Shares of ImmunoGen Inc. led biotech’s losers on Wednesday, falling 38% in intraday trade after the company disclosed that the U.S. Food and Drug Administration had recommended it run a second Phase 3 trial of an ovarian cancer drug.
A first Phase 3 trial of the biotech’s IMGN, -33.49% investigational drug, called mirvetuximab soravtansine, failed to show that patients on the therapy had better progression-free survival or overall survival than those on chemotherapy.
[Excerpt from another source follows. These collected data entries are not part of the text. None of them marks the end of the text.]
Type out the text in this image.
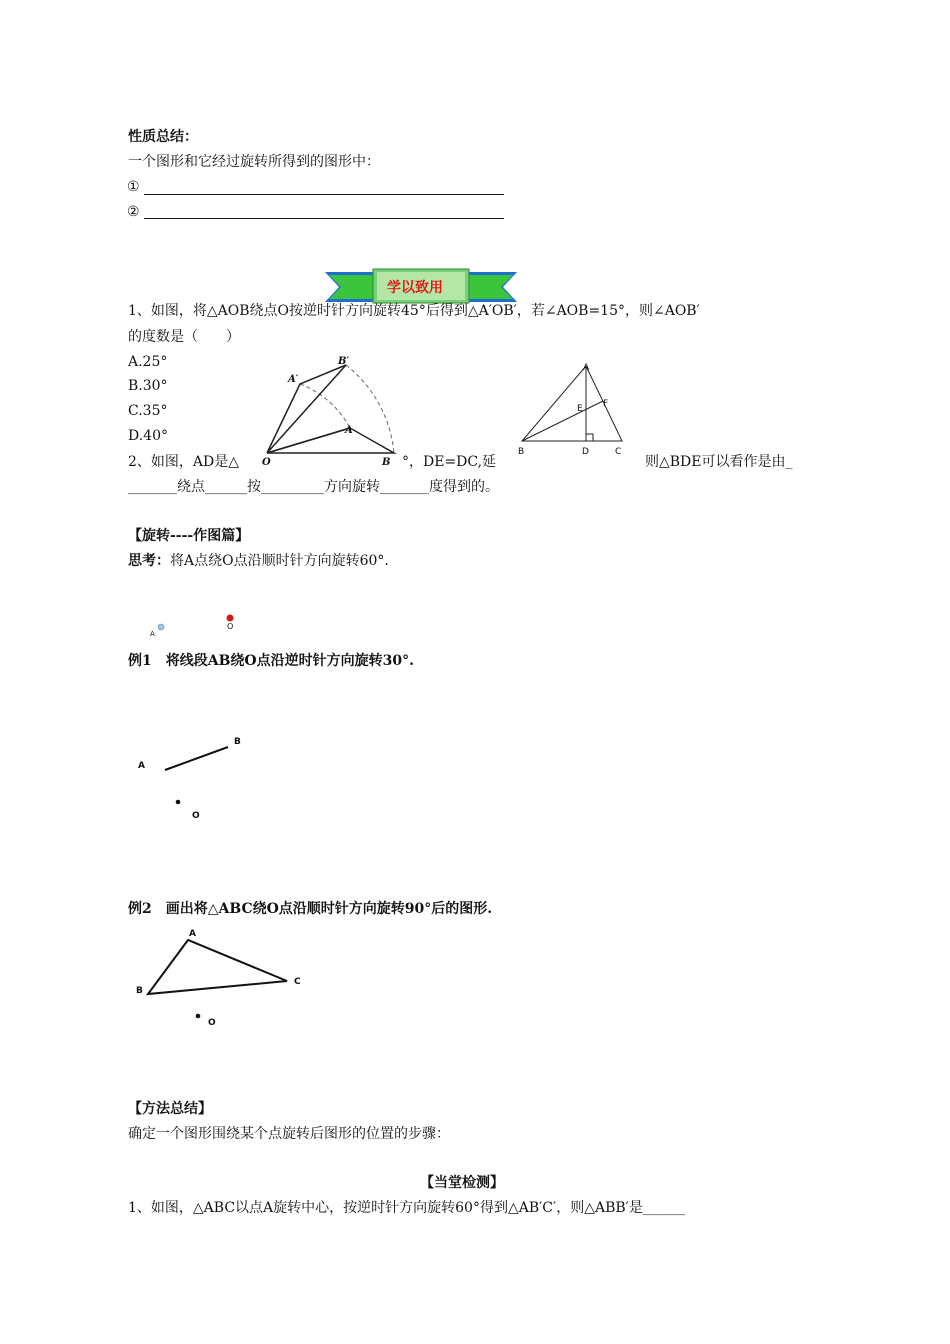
性质总结：
一个图形和它经过旋转所得到的图形中：
①
②
学以致用
1、如图，将△AOB绕点O按逆时针方向旋转45°后得到△A′OB′，若∠AOB=15°，则∠AOB′
的度数是（　　）
A.25°
B.30°
C.35°
D.40°
O	B
A
A′
B′
A
E F
B	D	C
2、如图，AD是△	°，DE=DC,延	则△BDE可以看作是由_
_______绕点______按_________方向旋转_______度得到的。
【旋转----作图篇】
思考：将A点绕O点沿顺时针方向旋转60°.
A
O
例1　将线段AB绕O点沿逆时针方向旋转30°.
A
B
O
例2　画出将△ABC绕O点沿顺时针方向旋转90°后的图形.
A
B
C
O
【方法总结】
确定一个图形围绕某个点旋转后图形的位置的步骤：
【当堂检测】
1、如图，△ABC以点A旋转中心，按逆时针方向旋转60°得到△AB′C′，则△ABB′是______
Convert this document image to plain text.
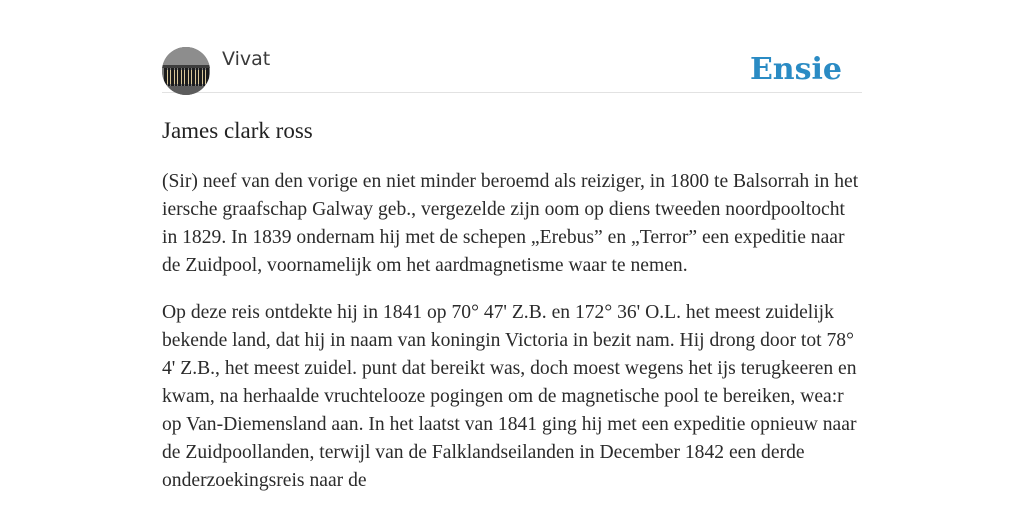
Vivat	Ensie
James clark ross

(Sir) neef van den vorige en niet minder beroemd als reiziger, in 1800 te Balsorrah in het iersche graafschap Galway geb., vergezelde zijn oom op diens tweeden noordpooltocht in 1829. In 1839 ondernam hij met de schepen „Erebus” en „Terror” een expeditie naar de Zuidpool, voornamelijk om het aardmagnetisme waar te nemen.

Op deze reis ontdekte hij in 1841 op 70° 47' Z.B. en 172° 36' O.L. het meest zuidelijk bekende land, dat hij in naam van koningin Victoria in bezit nam. Hij drong door tot 78° 4' Z.B., het meest zuidel. punt dat bereikt was, doch moest wegens het ijs terugkeeren en kwam, na herhaalde vruchtelooze pogingen om de magnetische pool te bereiken, wea:r op Van-Diemensland aan. In het laatst van 1841 ging hij met een expeditie opnieuw naar de Zuidpoollanden, terwijl van de Falklandseilanden in December 1842 een derde onderzoekingsreis naar de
Despite the disappointment, the company had hoped the FDA would consider approving mirvetuximab for a subgroup of patients with ovarian cancer who showed improvement while on the therapy.
However, the subgroup data wasn’t enough for the FDA, which recommended during a recent meeting that ImmunoGen conduct another Phase 3 trial entirely — a costly and time-consuming endeavor that could push the approval process back years.
Although the news hit ImmunoGen’s stock hard, analysts didn’t seem too surprised. “We viewed it as unlikely that the FDA would consider a subgroup analysis,“ Jonathan Chang of SVB Leerink wrote in a note to clients on Wednesday.
There has been some concern among investors about the biotech’s cash position in the face of a new trial. ImmunoGen had previously disclosed that it was conducting an operational review of its business to extend its cash runway, and the company said it had around $270 million in cash and cash equivalents at the end of the first quarter.
During an earnings call with analysts on Wednesday, H.C. Wainwright’s Debjit Chattopadhyay asked ImmunoGen’s management to provide details on how much the first Phase 3 trial had cost so investors could get an idea of how far the company’s cash could go. Management would not provide specifics, but said it was confident it had enough cash on hand.